Die polizeilichen Ermittlungen im Drogen-Milieu gestalten sich schwierig. Der 27-Jährige war ins Visier der Fahnder geraten, nachdem eine vermeintliche Zeugin ihn belastet hatte. Sechs Tage nach dem Tötungsdelikt war er im Hauptbahnhof Hannover festgenommen worden. Er landete in U-Haft. Dann die plötzliche Wende: „Nach wenigen Tagen wurde er wieder entlassen. Es gab keinen dringenden Tatverdacht mehr“, sagt Oberstaatsanwalt Thomas Klinge.

„Gerüchte“ um den wahren Täter

Was war passiert? Die Zeugin, die wie das Opfer und der 27-Jährige aus der Drogenszene stammt, hatte ihn zu Unrecht beschuldigt. Gleichzeitig gab es mehrere andere Angehörige des Milieus, die den Mann entlasteten. Wer der wahre Mörder des 39-Jährigen ist, darüber gebe es in der Szene „Gerüchte“. Fraglich ist allerdings, wie glaubhaft diese sind.

Nach der tödlichen Messerstecherei vor drei Monaten vor dem „Stellwerk“ in der Augustenstraße ist der Mörder immer noch nicht gefasst.

Die Ermittler konzentrieren sich unterdessen auf einen neuen Zeugen. „Wir suchen aktiv nach ihm“, so Klinge. Seine Identität ist bekannt. Der Mann ist jedoch abgetaucht. Eine Anschrift gebe es von ihm nicht. „Die Aufenthaltsermittlungen laufen“, erklärt der Sprecher der Staatsanwaltschaft.

Sicherheitsgefühl beeinträchtigt

Dass der Mörder drei Monate nach der Bluttat noch auf freiem Fuß ist, dürfte sich auf das ohnehin angeschlagene Sicherheitsgefühl der Hannoveraner in der Innenstadt weiter negativ auswirken. 2018 hatte die Bürgerbefragung „Sicherheit und Ordnung im öffentlichen Raum“ der Verwaltung ergeben, dass viele Menschen Plätze und Bereiche rund um den Hauptbahnhof meiden, weil sie sich dort nicht sicher fühlen – vor allem in den Abendstunden.
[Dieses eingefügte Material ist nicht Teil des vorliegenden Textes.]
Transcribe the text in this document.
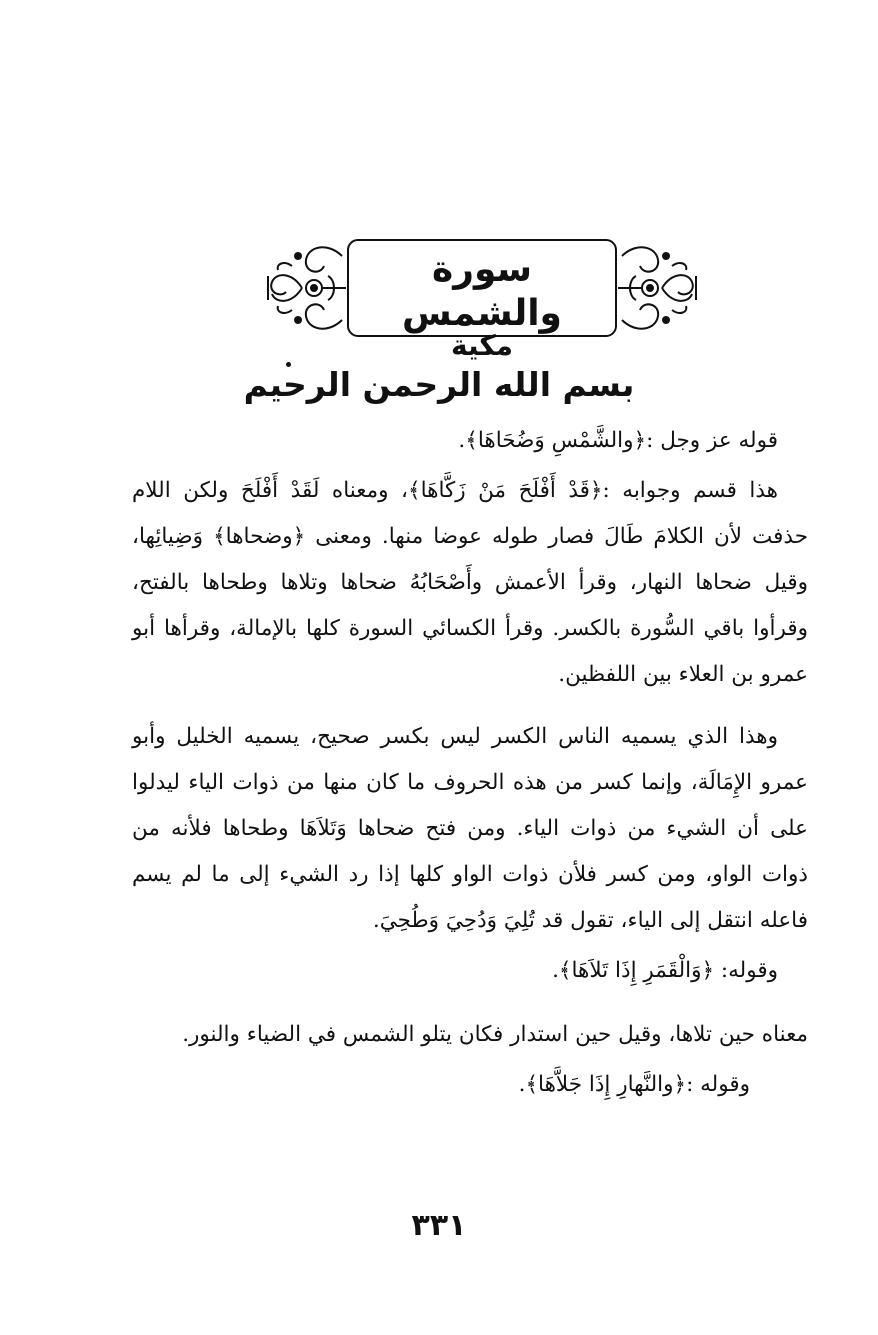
سورة والشمس
مكية
بسم الله الرحمن الرحيم

قوله عز وجل :﴿والشَّمْسِ وَضُحَاهَا﴾.

هذا قسم وجوابه :﴿قَدْ أَفْلَحَ مَنْ زَكَّاهَا﴾، ومعناه لَقَدْ أَفْلَحَ ولكن اللام حذفت لأن الكلامَ طَالَ فصار طوله عوضا منها. ومعنى ﴿وضحاها﴾ وَضِيائِها، وقيل ضحاها النهار، وقرأ الأعمش وأَصْحَابُهُ ضحاها وتلاها وطحاها بالفتح، وقرأوا باقي السُّورة بالكسر. وقرأ الكسائي السورة كلها بالإمالة، وقرأها أبو عمرو بن العلاء بين اللفظين.

وهذا الذي يسميه الناس الكسر ليس بكسر صحيح، يسميه الخليل وأبو عمرو الإِمَالَة، وإنما كسر من هذه الحروف ما كان منها من ذوات الياء ليدلوا على أن الشيء من ذوات الياء. ومن فتح ضحاها وَتَلاَهَا وطحاها فلأنه من ذوات الواو، ومن كسر فلأن ذوات الواو كلها إذا رد الشيء إلى ما لم يسم فاعله انتقل إلى الياء، تقول قد تُلِيَ وَدُحِيَ وَطُحِيَ.

وقوله: ﴿وَالْقَمَرِ إِذَا تَلاَهَا﴾.

معناه حين تلاها، وقيل حين استدار فكان يتلو الشمس في الضياء والنور.

وقوله :﴿والنَّهارِ إِذَا جَلاَّهَا﴾.

٣٣١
Das Empfinden war insbesondere von Frauen äußert worden. Neben dem Bahnhof wurde auch die Zone rund um den Steintorplatz als unsicher empfunden. Dorthin verziehen sich Drogenkonsumenten und -dealer ab den frühen Abendstunden, sobald der Anlaufpunkt „Stellwerk“ an der Augustenstraße geschlossen ist.